Sunday, May 14, 2006

Tokyo: A Foodie Paradise

I love food. I love the act of eating. I love cooking. I love thinking about food. I enjoy watching food programs. Unsurprisingly, while Ken was here I wanted him to experience a wealth of Japanese cuisine.

The one thing he wouldn’t eat: chicken sashimi, aka small chunks of raw chicken that you dip in soy sauce.

Not that I can blame him. I wouldn’t eat it either.

The stranger fare we ate:

Basashi, which is thinly sliced raw horse meat that you eat with a tiny plop of grated radish and dip in soy sauce. This is a specialty of Kumamoto, the prefecture where I lived the first time I was in Japan, so I had eaten it before, albeit in sushi form (meaning there was a finger-sized chunk of it on top of a small bit of rice).

Raw squid. This was rather hard to stomach as it smelled like fish bait and tasted really salty. I put it in my mouth and let it slide down the back of my throat. I tried to do this without any inhalation to try to mitigate as much of the tastes-like-baitness as I could (I ended up pouring half my beer down my throat afterwards to get rid of the taste).

Not all Japanese fare is the type of funk that you put on the end of a fishing hook or a kind of meat you would never eat, much less raw.

The good fare we ate:

Yakiniku. We ordered plates of thinly sliced raw beef, pork, and chicken that we grilled over a little barbeque recessed in the center of our table.

Kaiten sushi. Sushi travels on a conveyor belt around the counter. We mostly ordered directly from the chef. My faves? Seared salmon, chopped tuna with chives, and sea eel.

Indian food. I keep hoping for a good Indian joint in Reno, but every place I hit I end up comparing to the restaurant we ate at in Tokyo (near Shinagawa station if you’re interested).

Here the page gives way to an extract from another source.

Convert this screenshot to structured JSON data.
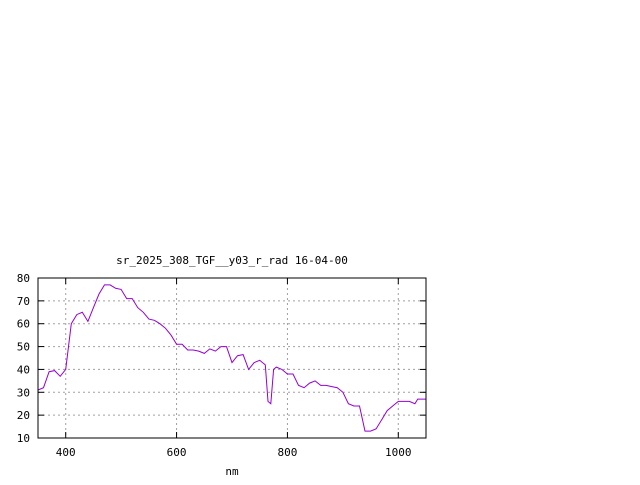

Sushi breakfast. I’ve written before about Tsukiji. If you are going to eat sushi only once in your life, it should be here at Tokyo’s fish market (but, man, if you’re only having sushi once in your life…please reconsider). Generally, you would eat breakfast here after a night out on the town on your way home. Instead, Ken and I woke up relatively early and made our way in. I don’t think I can aptly describe the delight of my tongue when eating a piece of tuna that dissolves the moment I put it in my mouth.

Microbrewery. When one of our servers described their featured beer, I couldn’t quite catch what she was saying and ordered one. I should have either listened more attentively or flat out refrained from ordering one. I later placed the taste as chocolate marron (a marron is a chestnut). Sound intriguing? The taste was rather, um, not-intriguing-in-a-good-way. However, the food was nice (me-lamb, him-seared tuna) and the setting was very relaxing (on one of Tokyo’s waterways).

Udon. Udon noodles are fat and of medium length…think hand-rolled egg noodles but longer. We hiked to the top of Nabewari Peak (west of Tokyo ) with a Japanese friend of mine. He told us that even though we had spent about $20 on fixings for lunch that day, we definitely needed to have udon at the top of the peak we were hiking up. I am glad we did. We were served huge steaming bowls of broth, noodles, vegetables, and assorted other things Japanese put on top of soups (slices of pressed fish cake, unidentifiable fried things, and the like). All topped with a raw egg that was cooked a bit by the hot broth and thickened the soup nicely when mixed in. Mmm-mmm. It was hard to hike back down our bellies were so full.

Okonomiyaki. My friend Nancy calls it okonomi-yummy for good reason. Sometimes called Japanese pancakes or Japanese pizza, okonomiyaki is not easy to describe. It is pancake-like and pizza-like, but it’s neither pancakes nor pizza. The waitress dropped off a bowl with cabbage, batter, meat, veggies, and kimchee in it. I mixed up the ingredients and dumped them all out onto the griddle in the middle of our table and formed the lump into a flat oval. After three minutes of cooking I flipped it. I flipped it again after another three minutes. And after another three minutes we put sauce on it and sliced it and ate it. We ate this on two separate occasions. Okonomi-yummy!

Denny’s. In Japan, Denny’s is considered to be more upscale than its US counterpart. I like the fact that this is one of the few places I can get a bottomless cup of coffee (when coffee is $3 for each cup, I don’t want to be drinking two or three of them). I ordered fish, rice, and miso soup for breakfast, whereas Ken went for the western-style breakfast of scrambled eggs, really small pancakes, and something resembling a piece of bacon and a Vienna sausage. I wanted to go for the cultural experience. It makes me wonder if the Denny’s in Japantown in San Francisco has an American-style menu or a Japanese-style menu.

We ate out more: Hawaiian burger joint, mediocre Thai, chips and salsa on the 42nd floor of a chichi restaurant with an awesome view, an organic foods buffet, and a handful of Starbucks.

And we did eat dinner at home, twice.